September 27th, 2012
FDA Sets New Decision Date for Eliquis (Apixaban)
Larry Husten, PHD
The FDA will decide the fate of apixaban (Eliquis) by March 17, 2013. The new Prescription Drug User Fee Act (PDUFA) goal date was announced yesterday by the drug’s manufacturers, Pfizer and Bristol-Myers Squibb.
The new drug application (NDA) for apixaban for stroke prevention in atrial fibrillation has been delayed twice. Although the pivotal ARISTOTLE trial was highly praised when it was first published, the FDA first extended its review by 3 months and then issued a complete response letter (CRL) on June 25 requesting “additional information on data management and verification from the ARISTOTLE trial.” According to Pfizer and Bristol-Myers Squibb, the FDA has now accepted for evaluation their response to the CRL.
In Europe last week, the Committee for Medicinal Products for Human Use (CHMP) recommended approval for apixaban for the same indication.

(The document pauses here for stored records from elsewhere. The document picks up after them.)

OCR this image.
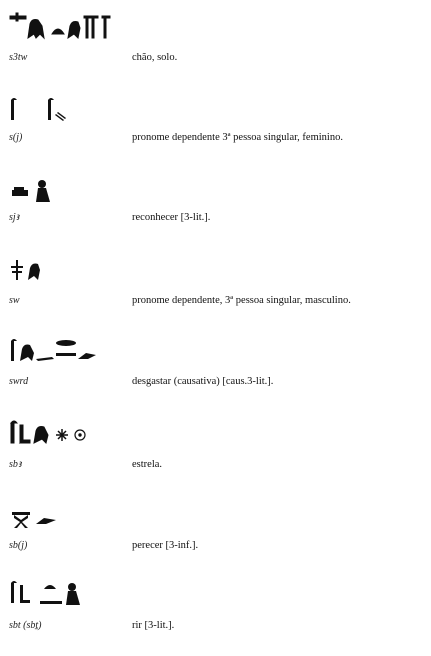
s3tw	chão, solo.
s(j)	pronome dependente 3ª pessoa singular, feminino.
sjꜣ	reconhecer [3-lit.].
sw	pronome dependente, 3ª pessoa singular, masculino.
swrd	desgastar (causativa) [caus.3-lit.].
sbꜣ	estrela.
sb(j)	perecer [3-inf.].
sbt (sbṯ)	rir [3-lit.].
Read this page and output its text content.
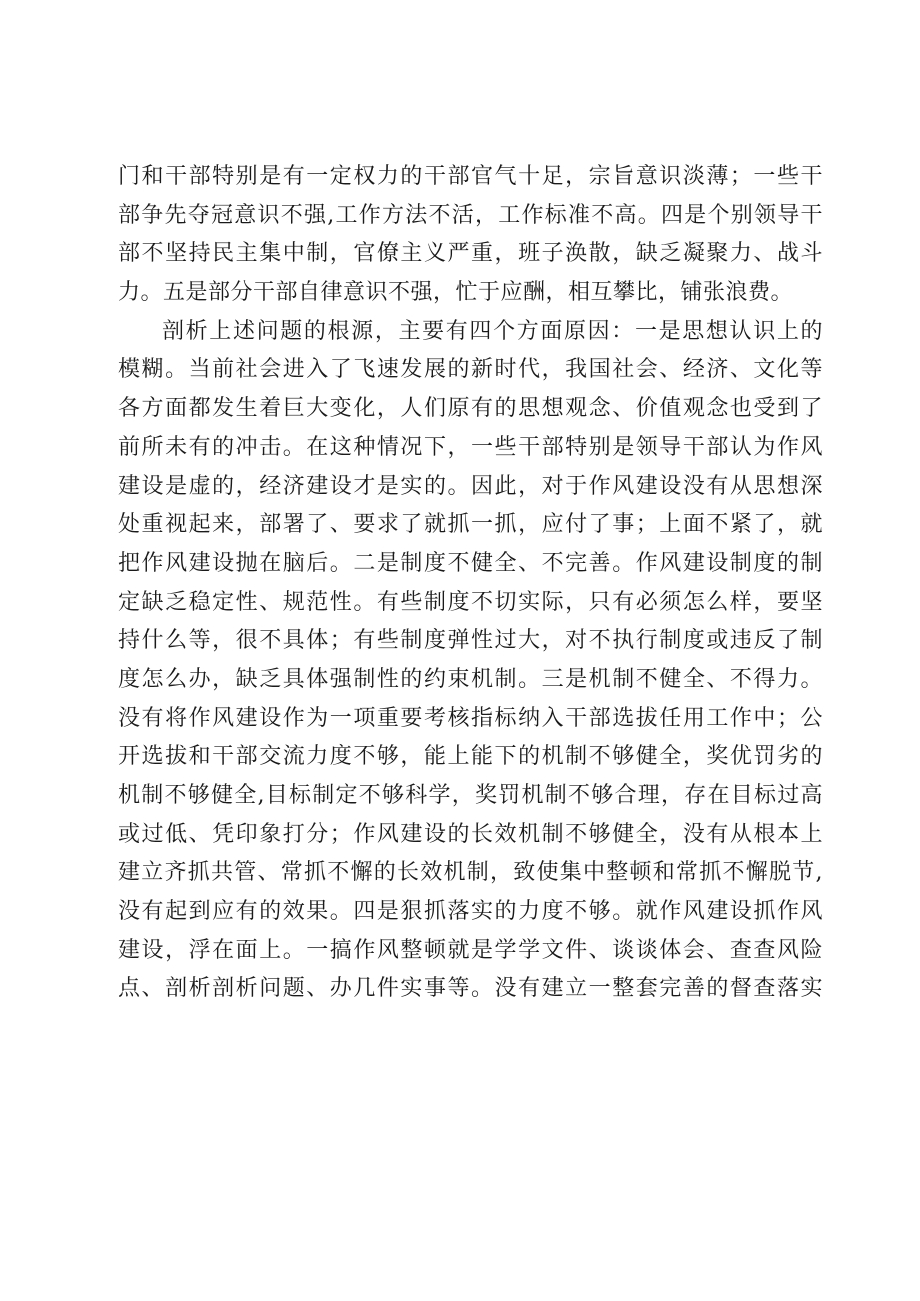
门和干部特别是有一定权力的干部官气十足，宗旨意识淡薄；一些干
部争先夺冠意识不强,工作方法不活，工作标准不高。四是个别领导干
部不坚持民主集中制，官僚主义严重，班子涣散，缺乏凝聚力、战斗
力。五是部分干部自律意识不强，忙于应酬，相互攀比，铺张浪费。
剖析上述问题的根源，主要有四个方面原因：一是思想认识上的
模糊。当前社会进入了飞速发展的新时代，我国社会、经济、文化等
各方面都发生着巨大变化，人们原有的思想观念、价值观念也受到了
前所未有的冲击。在这种情况下，一些干部特别是领导干部认为作风
建设是虚的，经济建设才是实的。因此，对于作风建设没有从思想深
处重视起来，部署了、要求了就抓一抓，应付了事；上面不紧了，就
把作风建设抛在脑后。二是制度不健全、不完善。作风建设制度的制
定缺乏稳定性、规范性。有些制度不切实际，只有必须怎么样，要坚
持什么等，很不具体；有些制度弹性过大，对不执行制度或违反了制
度怎么办，缺乏具体强制性的约束机制。三是机制不健全、不得力。
没有将作风建设作为一项重要考核指标纳入干部选拔任用工作中；公
开选拔和干部交流力度不够，能上能下的机制不够健全，奖优罚劣的
机制不够健全,目标制定不够科学，奖罚机制不够合理，存在目标过高
或过低、凭印象打分；作风建设的长效机制不够健全，没有从根本上
建立齐抓共管、常抓不懈的长效机制，致使集中整顿和常抓不懈脱节,
没有起到应有的效果。四是狠抓落实的力度不够。就作风建设抓作风
建设，浮在面上。一搞作风整顿就是学学文件、谈谈体会、查查风险
点、剖析剖析问题、办几件实事等。没有建立一整套完善的督查落实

Good. There is, at present, no pressing need for a 2nd oral anti-Xa for atrial fibrillation (particularly one that must be taken twice daily). And there have been issues about apixaban safety that arose from its first clinical trials. The FDA dragged its heels with regard to rivaroxaban approval for atrial fibrillation, a drug already approved for orthopedic surgery prophylaxis, which had more pre-clinical and clinical trial data than virtually any other comparable agent — and rightly so. Hy’s rules, common sense, and the absence of an urgent need for a “me-too” agent make the FDA’s caution both tolerable and admirable.
pros and cons:
Large progress in patient’s (and physician’s)quality of life!
However many similar anti thrombotics involved in prevention of arterial thrombo embolic events in non valvular AF.
Different modalities of prescription in prevention of Thrombo Embolic Venous disease and embolic events from AF. This may conduct to confusions and frequent P.D.R. searches(Physician Desk References)(as Vidal dictionary in France).
It would be good to have access to a fourth oral anticoagulant (after warfarin, dabigatran and rivaroxaban), because this will drive prices down due to competition between pharmaceutical companies. In addition, rivaroxaban for AF is suspect. A short-acting drug needs to be dosed BID; the TTR in the control arm of the trial was very poor; and there was a large increase in stroke/death at the end of the trial in the rivaroxaban arm. I will not use rivaroxaban until these issues are cleared up.
Apixaban has several advantages over competitors. It is the only agent that actually reduce all cause mortality over warfarin in any of the landmark trials, and it has two such trials (AVERROES and ARISTOTLE), which provides nice external validation of its dataset. It is compatible with renal insufficiency and in fact there actually was decreased bleeding on apixaban vs warfarin in those with poor kidney function (recent ESC presentation and hotline EHJ paper), suggesting a strong statistical interaction between renal function and apixaban allocation in terms of major hemorrhage. I suspect it will be the preferred anticoagulant once it is approved.
I agree that there will be a niche for apixaban. The bleeding does appear less (no difference compared with aspirin in AVERROES).
The relative bleeding reduction appears more prominant among CKD patients. But note that patients were excluded if GFR80, (2) wgt 1.5. Only 1.5% of the patients had GFR<30.
Troubling for some may be that ischemic strokes (the very point of treatment) were not significantly decreased by apixaban.
Nevertheless, I will likely utilize the drug in those at higher bleeding risk and those intolerant to dabigatran.